Tertiary care centers such as the Boston Children’s Hospital Heart Center have led the way in groundbreaking surgical innovations for years, pushing boundaries and correcting ever more complex abnormalities.
But innovation is also making a difference when it comes to more “common” procedures.
“We’re always trying to make the less complex procedures shorter and less invasive,” says Sitaram Emani, MD, director of the Complex Biventricular Repair Program at the Heart Center. “Making surgery and recovery less painful and disruptive for all of our patients is a priority.”
Emani and his fellow cardiac surgeons have pioneered a minimally-invasive “scope” approach, repairing a host of common problems normally requiring open-heart surgery — including ventricular septal defects, atrial septal defects, tetralogy of fallot, aortic valve defects, vascular rings and patent ductus arteriosis (PDA) — through small incisions.
The new method not only decreases pain discomfort, and scarring, but also gets patients in and out of the hospital in half the time.
Comparing surgical strategies
For example: let’s look at the standard strategy for vascular ring surgery.
A vascular ring is a condition in which abnormally configured blood vessels in the chest compress the airway and esophagus, causing shortness of breath, noisy breathing or difficulty swallowing food.
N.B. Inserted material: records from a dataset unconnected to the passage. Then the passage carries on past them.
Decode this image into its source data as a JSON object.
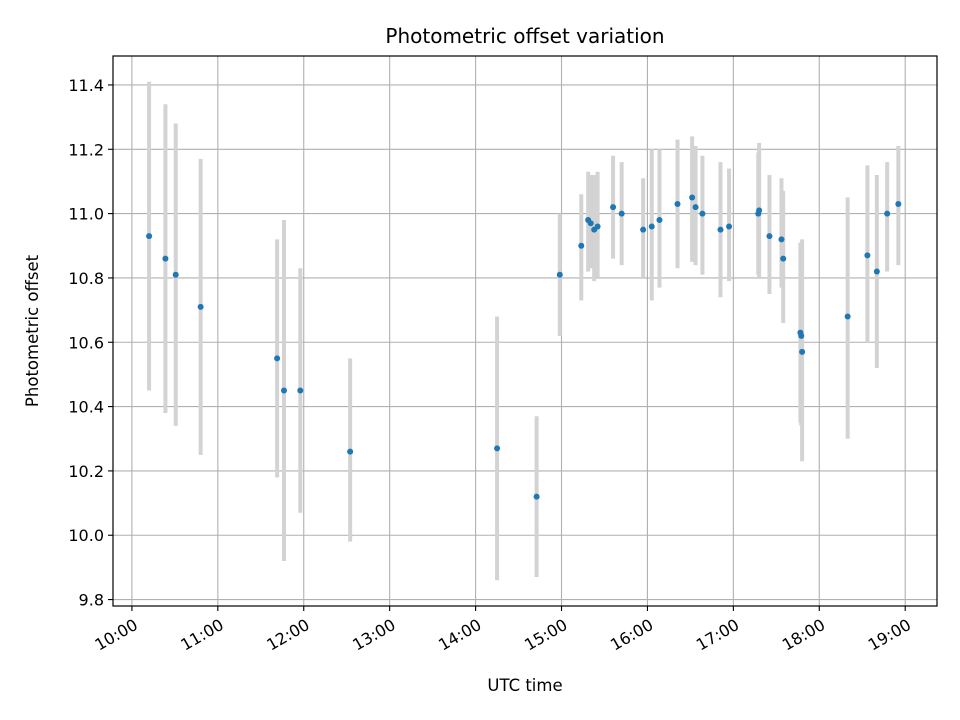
{
  "chart_data": {
    "type": "scatter",
    "title": "Photometric offset variation",
    "xlabel": "UTC time",
    "ylabel": "Photometric offset",
    "x_unit": "hours UTC",
    "xlim": [
      9.78,
      19.37
    ],
    "ylim": [
      9.78,
      11.49
    ],
    "x_ticks": [
      10,
      11,
      12,
      13,
      14,
      15,
      16,
      17,
      18,
      19
    ],
    "x_tick_labels": [
      "10:00",
      "11:00",
      "12:00",
      "13:00",
      "14:00",
      "15:00",
      "16:00",
      "17:00",
      "18:00",
      "19:00"
    ],
    "y_ticks": [
      9.8,
      10.0,
      10.2,
      10.4,
      10.6,
      10.8,
      11.0,
      11.2,
      11.4
    ],
    "y_tick_labels": [
      "9.8",
      "10.0",
      "10.2",
      "10.4",
      "10.6",
      "10.8",
      "11.0",
      "11.2",
      "11.4"
    ],
    "grid": true,
    "marker_color": "#1f77b4",
    "errorbar_color": "#d3d3d3",
    "points": [
      {
        "x": 10.2,
        "y": 10.93,
        "lo": 10.45,
        "hi": 11.41
      },
      {
        "x": 10.39,
        "y": 10.86,
        "lo": 10.38,
        "hi": 11.34
      },
      {
        "x": 10.51,
        "y": 10.81,
        "lo": 10.34,
        "hi": 11.28
      },
      {
        "x": 10.8,
        "y": 10.71,
        "lo": 10.25,
        "hi": 11.17
      },
      {
        "x": 11.69,
        "y": 10.55,
        "lo": 10.18,
        "hi": 10.92
      },
      {
        "x": 11.77,
        "y": 10.45,
        "lo": 9.92,
        "hi": 10.98
      },
      {
        "x": 11.96,
        "y": 10.45,
        "lo": 10.07,
        "hi": 10.83
      },
      {
        "x": 12.54,
        "y": 10.26,
        "lo": 9.98,
        "hi": 10.55
      },
      {
        "x": 14.25,
        "y": 10.27,
        "lo": 9.86,
        "hi": 10.68
      },
      {
        "x": 14.71,
        "y": 10.12,
        "lo": 9.87,
        "hi": 10.37
      },
      {
        "x": 14.98,
        "y": 10.81,
        "lo": 10.62,
        "hi": 11.0
      },
      {
        "x": 15.23,
        "y": 10.9,
        "lo": 10.73,
        "hi": 11.06
      },
      {
        "x": 15.31,
        "y": 10.98,
        "lo": 10.82,
        "hi": 11.13
      },
      {
        "x": 15.34,
        "y": 10.97,
        "lo": 10.83,
        "hi": 11.12
      },
      {
        "x": 15.38,
        "y": 10.95,
        "lo": 10.79,
        "hi": 11.12
      },
      {
        "x": 15.42,
        "y": 10.96,
        "lo": 10.8,
        "hi": 11.13
      },
      {
        "x": 15.6,
        "y": 11.02,
        "lo": 10.86,
        "hi": 11.18
      },
      {
        "x": 15.7,
        "y": 11.0,
        "lo": 10.84,
        "hi": 11.16
      },
      {
        "x": 15.95,
        "y": 10.95,
        "lo": 10.8,
        "hi": 11.11
      },
      {
        "x": 16.05,
        "y": 10.96,
        "lo": 10.73,
        "hi": 11.2
      },
      {
        "x": 16.14,
        "y": 10.98,
        "lo": 10.77,
        "hi": 11.2
      },
      {
        "x": 16.35,
        "y": 11.03,
        "lo": 10.83,
        "hi": 11.23
      },
      {
        "x": 16.52,
        "y": 11.05,
        "lo": 10.85,
        "hi": 11.24
      },
      {
        "x": 16.56,
        "y": 11.02,
        "lo": 10.84,
        "hi": 11.21
      },
      {
        "x": 16.64,
        "y": 11.0,
        "lo": 10.81,
        "hi": 11.18
      },
      {
        "x": 16.85,
        "y": 10.95,
        "lo": 10.74,
        "hi": 11.16
      },
      {
        "x": 16.95,
        "y": 10.96,
        "lo": 10.79,
        "hi": 11.14
      },
      {
        "x": 17.29,
        "y": 11.0,
        "lo": 10.81,
        "hi": 11.19
      },
      {
        "x": 17.3,
        "y": 11.01,
        "lo": 10.8,
        "hi": 11.22
      },
      {
        "x": 17.42,
        "y": 10.93,
        "lo": 10.75,
        "hi": 11.12
      },
      {
        "x": 17.56,
        "y": 10.92,
        "lo": 10.77,
        "hi": 11.11
      },
      {
        "x": 17.58,
        "y": 10.86,
        "lo": 10.66,
        "hi": 11.07
      },
      {
        "x": 17.78,
        "y": 10.63,
        "lo": 10.35,
        "hi": 10.91
      },
      {
        "x": 17.79,
        "y": 10.62,
        "lo": 10.34,
        "hi": 10.9
      },
      {
        "x": 17.8,
        "y": 10.57,
        "lo": 10.23,
        "hi": 10.92
      },
      {
        "x": 18.33,
        "y": 10.68,
        "lo": 10.3,
        "hi": 11.05
      },
      {
        "x": 18.56,
        "y": 10.87,
        "lo": 10.6,
        "hi": 11.15
      },
      {
        "x": 18.67,
        "y": 10.82,
        "lo": 10.52,
        "hi": 11.12
      },
      {
        "x": 18.79,
        "y": 11.0,
        "lo": 10.82,
        "hi": 11.16
      },
      {
        "x": 18.92,
        "y": 11.03,
        "lo": 10.84,
        "hi": 11.21
      }
    ]
  }
}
Treatment requires division of the vascular ring to release the pressure it is exerting. The standard approach is an open thoracotomy, in which surgeons access the heart and blood vessels by opening up the side of a child’s chest and moving the ribs. After the repair, the surgeon re-aligns the ribs and closes the incision, leaving a lengthy scar.
Because of the way the ribs are manipulated, patients risk developing scoliosis as they grow. Plus, the incision can be painful, and kids have activity restrictions until the ribs and incision heal. Emani’s method doesn’t require a large incision, keeps the ribs intact and leaves a much smaller scar. In some cases, the use of a heart-lung machine may not be needed, and extra risks associated with bypass (such as clotting) can be avoided.
It means going out of your comfort zone at first, but now it’s my preferred approach.
Emani starts the procedure by making three small slits on the patient’s side. Then he inserts a specially designed surgical scope into the chest to visualize the vessels he needs to repair. Through the scope, he controls tiny tools that allow him to operate on a child’s heart from a distance.
Traditionally, surgical methods using a scope have only been used in adult surgeries, but Emani has developed the tools and techniques necessary to make these highly delicate, technical procedures possible in children. The skills take time to acquire, but he now feels even more confident with this approach than with open heart surgery, since the scope can magnify the view and provide perspective. “It just means going out of your comfort zone at first, but now that I have done over 100, it’s really my preferred approach,” he says.
New tools, better outcomes
Because tools made for adults had to be adjusted and tailored for kids, they were largely designed “in house” at the Heart Center. Emani works with Pierre Dupont, PhD, of the Cardiac Bioengineering Lab as well as medical device companies to continually refine and redesign them.
The procedure also requires collaboration with pediatric cardiac anesthesiologists who have expertise in minimizing the impact of surgery on the lungs. “It’s difficult for surgeons at most hospitals to do this, but I hope we can develop the tools and techniques so others can benefit too,” says Emani.
At first, many of Emani’s colleagues were concerned that the more technical minimally-invasive method would mean longer surgeries. But a recent study by Emani, which he presented this week at the American Association for Thoracic Surgery’s annual meeting, proves the overall length of surgery was no different between scope and open approaches.
What was different, however, was the length of hospital stay.
Patients who had the minimally invasive surgery stayed an average of 1.3 days compared to an average of 2.7 for open surgery. In fact, many patients were home the next day, a difference which Emani says is due to less pain with scope approach.
And most children didn’t even need a chest tube. “We take the breathing tube out in the operating room,” explains Emani. Less pain and discomfort plus shorter recovery time means kids can get back to being kids more quickly.
“My son had surgery in 2015, and as a parent, I witnessed how much pain can impact a young child,” he says. “Most parents and patients with congenital heat disease don’t know that a minimally invasive surgery is an option for common surgeries. We want them to know what we’re doing to improve care at every level.”